Seldom, it is mostly just a matter of practice. I've been at it a while and I still keep learning new things. One hint is that there are more degrees of freedom to adjust than you realize. I am only visual, so my list is a little different from an imager, but here goes: tuning each of the tuners (obviously), whether the tuners are on the same side or opposite side or elsewhere, the exact angle between the DSII unit and the telescope body (there is some play possible as you tighten the thumb screws), use of the new anti-reflection filter, which eyepiece (for visual), whether you use a binoviewer, and whether you break from Lunt advice and put the single-stack spacer between the DSII and the telescope body.
I do tune them both at the same time. I keep my tuners on opposite sides. I first open and close them both (which means moving my hands in opposite directions because the tuners are on opposite sides), sweeping up- and down-band to find the highest contrast. Then I move my hands in the same direction (opening one while closing the other), looking for maximum brightness, and repeat once or twice. But any way you get there is fine. Part of it is just knowing what it is supposed to look like.
Here is my current approach:
If I am using a single eyepiece, I do put the antireflection filter in. It's a little dimmer but the sky is black and the scope is relatively insensitive to the other tweaks. It just works. The LS100 DSII at NEAF this year used the anti-reflection filter, and it was great, especially because the LS100 is a bright scope.
If I am using a binoviewer, then I skip the antireflection filter to maximize brightness. Then it becomes important to get everything else perfect. Mainly adjusting the exact angle of the DSII unit against the telescope body to get the best view.
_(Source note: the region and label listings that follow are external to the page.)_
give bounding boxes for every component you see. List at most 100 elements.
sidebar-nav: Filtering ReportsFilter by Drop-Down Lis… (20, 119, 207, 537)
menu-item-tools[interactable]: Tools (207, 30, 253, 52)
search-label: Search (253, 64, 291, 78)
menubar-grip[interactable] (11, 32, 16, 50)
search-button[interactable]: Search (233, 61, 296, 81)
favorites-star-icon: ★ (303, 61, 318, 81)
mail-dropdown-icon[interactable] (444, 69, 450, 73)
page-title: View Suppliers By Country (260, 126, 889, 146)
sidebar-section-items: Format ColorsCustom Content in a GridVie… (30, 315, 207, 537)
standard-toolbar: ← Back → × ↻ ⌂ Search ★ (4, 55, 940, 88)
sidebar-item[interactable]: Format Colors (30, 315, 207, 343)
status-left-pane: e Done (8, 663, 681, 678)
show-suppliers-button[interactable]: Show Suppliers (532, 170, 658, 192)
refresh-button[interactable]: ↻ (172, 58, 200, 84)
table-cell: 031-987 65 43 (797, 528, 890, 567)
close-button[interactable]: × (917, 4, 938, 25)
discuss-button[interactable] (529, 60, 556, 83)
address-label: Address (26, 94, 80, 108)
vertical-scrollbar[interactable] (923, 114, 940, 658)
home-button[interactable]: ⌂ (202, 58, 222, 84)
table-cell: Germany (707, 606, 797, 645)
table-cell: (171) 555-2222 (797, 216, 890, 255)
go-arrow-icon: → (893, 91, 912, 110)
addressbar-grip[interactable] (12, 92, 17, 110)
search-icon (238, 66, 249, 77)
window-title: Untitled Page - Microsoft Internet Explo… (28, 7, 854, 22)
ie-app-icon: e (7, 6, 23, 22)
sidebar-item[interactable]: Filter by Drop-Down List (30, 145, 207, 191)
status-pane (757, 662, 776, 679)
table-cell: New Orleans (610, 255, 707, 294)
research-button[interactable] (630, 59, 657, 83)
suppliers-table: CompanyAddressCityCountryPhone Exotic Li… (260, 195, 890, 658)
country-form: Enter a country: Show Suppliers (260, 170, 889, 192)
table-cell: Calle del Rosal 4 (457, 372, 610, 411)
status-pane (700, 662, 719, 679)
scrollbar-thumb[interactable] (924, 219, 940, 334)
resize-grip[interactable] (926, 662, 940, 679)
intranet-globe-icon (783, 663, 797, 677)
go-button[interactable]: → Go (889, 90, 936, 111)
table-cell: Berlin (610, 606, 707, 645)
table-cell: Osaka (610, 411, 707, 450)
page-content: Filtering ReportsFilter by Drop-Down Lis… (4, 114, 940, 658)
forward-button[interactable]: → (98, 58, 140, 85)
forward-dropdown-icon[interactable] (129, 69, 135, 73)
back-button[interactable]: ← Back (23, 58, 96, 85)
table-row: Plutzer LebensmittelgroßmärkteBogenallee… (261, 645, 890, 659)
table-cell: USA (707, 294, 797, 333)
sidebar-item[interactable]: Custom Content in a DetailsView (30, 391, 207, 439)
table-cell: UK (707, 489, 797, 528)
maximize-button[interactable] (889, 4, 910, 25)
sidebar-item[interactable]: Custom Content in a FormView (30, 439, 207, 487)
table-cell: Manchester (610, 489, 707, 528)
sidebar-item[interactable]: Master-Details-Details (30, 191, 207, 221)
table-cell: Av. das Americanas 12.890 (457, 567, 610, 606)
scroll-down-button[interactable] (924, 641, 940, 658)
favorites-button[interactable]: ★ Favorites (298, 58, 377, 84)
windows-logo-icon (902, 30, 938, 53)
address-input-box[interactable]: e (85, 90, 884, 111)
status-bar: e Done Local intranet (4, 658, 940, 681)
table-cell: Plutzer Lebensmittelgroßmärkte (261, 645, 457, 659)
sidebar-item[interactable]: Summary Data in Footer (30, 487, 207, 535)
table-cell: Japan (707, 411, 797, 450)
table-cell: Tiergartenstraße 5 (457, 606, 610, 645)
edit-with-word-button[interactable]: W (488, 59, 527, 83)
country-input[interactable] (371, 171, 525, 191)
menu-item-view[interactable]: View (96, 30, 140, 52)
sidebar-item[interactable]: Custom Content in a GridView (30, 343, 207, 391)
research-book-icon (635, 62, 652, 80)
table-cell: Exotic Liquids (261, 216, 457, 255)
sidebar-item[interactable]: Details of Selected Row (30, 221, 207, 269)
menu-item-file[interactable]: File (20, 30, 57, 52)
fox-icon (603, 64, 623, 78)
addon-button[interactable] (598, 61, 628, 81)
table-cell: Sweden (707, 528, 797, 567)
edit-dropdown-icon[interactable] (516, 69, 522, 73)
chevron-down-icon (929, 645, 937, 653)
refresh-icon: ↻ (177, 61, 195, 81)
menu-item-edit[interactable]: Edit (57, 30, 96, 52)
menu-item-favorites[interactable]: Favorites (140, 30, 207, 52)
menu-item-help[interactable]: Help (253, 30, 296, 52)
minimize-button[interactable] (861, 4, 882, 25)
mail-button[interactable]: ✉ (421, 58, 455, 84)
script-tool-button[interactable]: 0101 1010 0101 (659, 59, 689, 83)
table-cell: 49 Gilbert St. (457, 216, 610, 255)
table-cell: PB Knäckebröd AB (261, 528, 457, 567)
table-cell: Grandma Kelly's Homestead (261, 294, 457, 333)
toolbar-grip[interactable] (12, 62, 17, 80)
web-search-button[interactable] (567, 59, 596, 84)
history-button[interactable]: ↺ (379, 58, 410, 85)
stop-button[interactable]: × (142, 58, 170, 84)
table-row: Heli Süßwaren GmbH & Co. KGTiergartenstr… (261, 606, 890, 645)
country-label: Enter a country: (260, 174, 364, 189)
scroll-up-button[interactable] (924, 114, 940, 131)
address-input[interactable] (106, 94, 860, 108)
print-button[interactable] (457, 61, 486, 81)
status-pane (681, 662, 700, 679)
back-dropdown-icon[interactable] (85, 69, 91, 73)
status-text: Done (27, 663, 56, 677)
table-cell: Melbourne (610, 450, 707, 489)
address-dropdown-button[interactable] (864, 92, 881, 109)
If I am going for high power (140x), especially on proms, then I skip the antireflection filter (to maximize brightness), but I put the single-stack spacer between the telescope and the DSII unit. This makes the reflections much worse, so I use a few layers of paper as a shim to force a tilt between the spacer and the telescope body. This pushes the reflections to one side or another of the sun. The side without reflections is sharp, high contrast, and with a black sky. (Remember this is high power, so the reflections are out of the field of view.) The view is also relatively bright given the power. Partly because in the normal configuration, the DSII vignettes the light cone a little, and with the spacer it doesn't. The question is whether those outer couple of millimeters add more brightness or add aberrations. In my experience, high power ends up better. On proms it is worth switching it around for that added brightness. For disk details, it is probably not worth the effort and is not clearly better.
Good luck, and have fun.
Edited by George9, 06 June 2015 - 09:19 PM.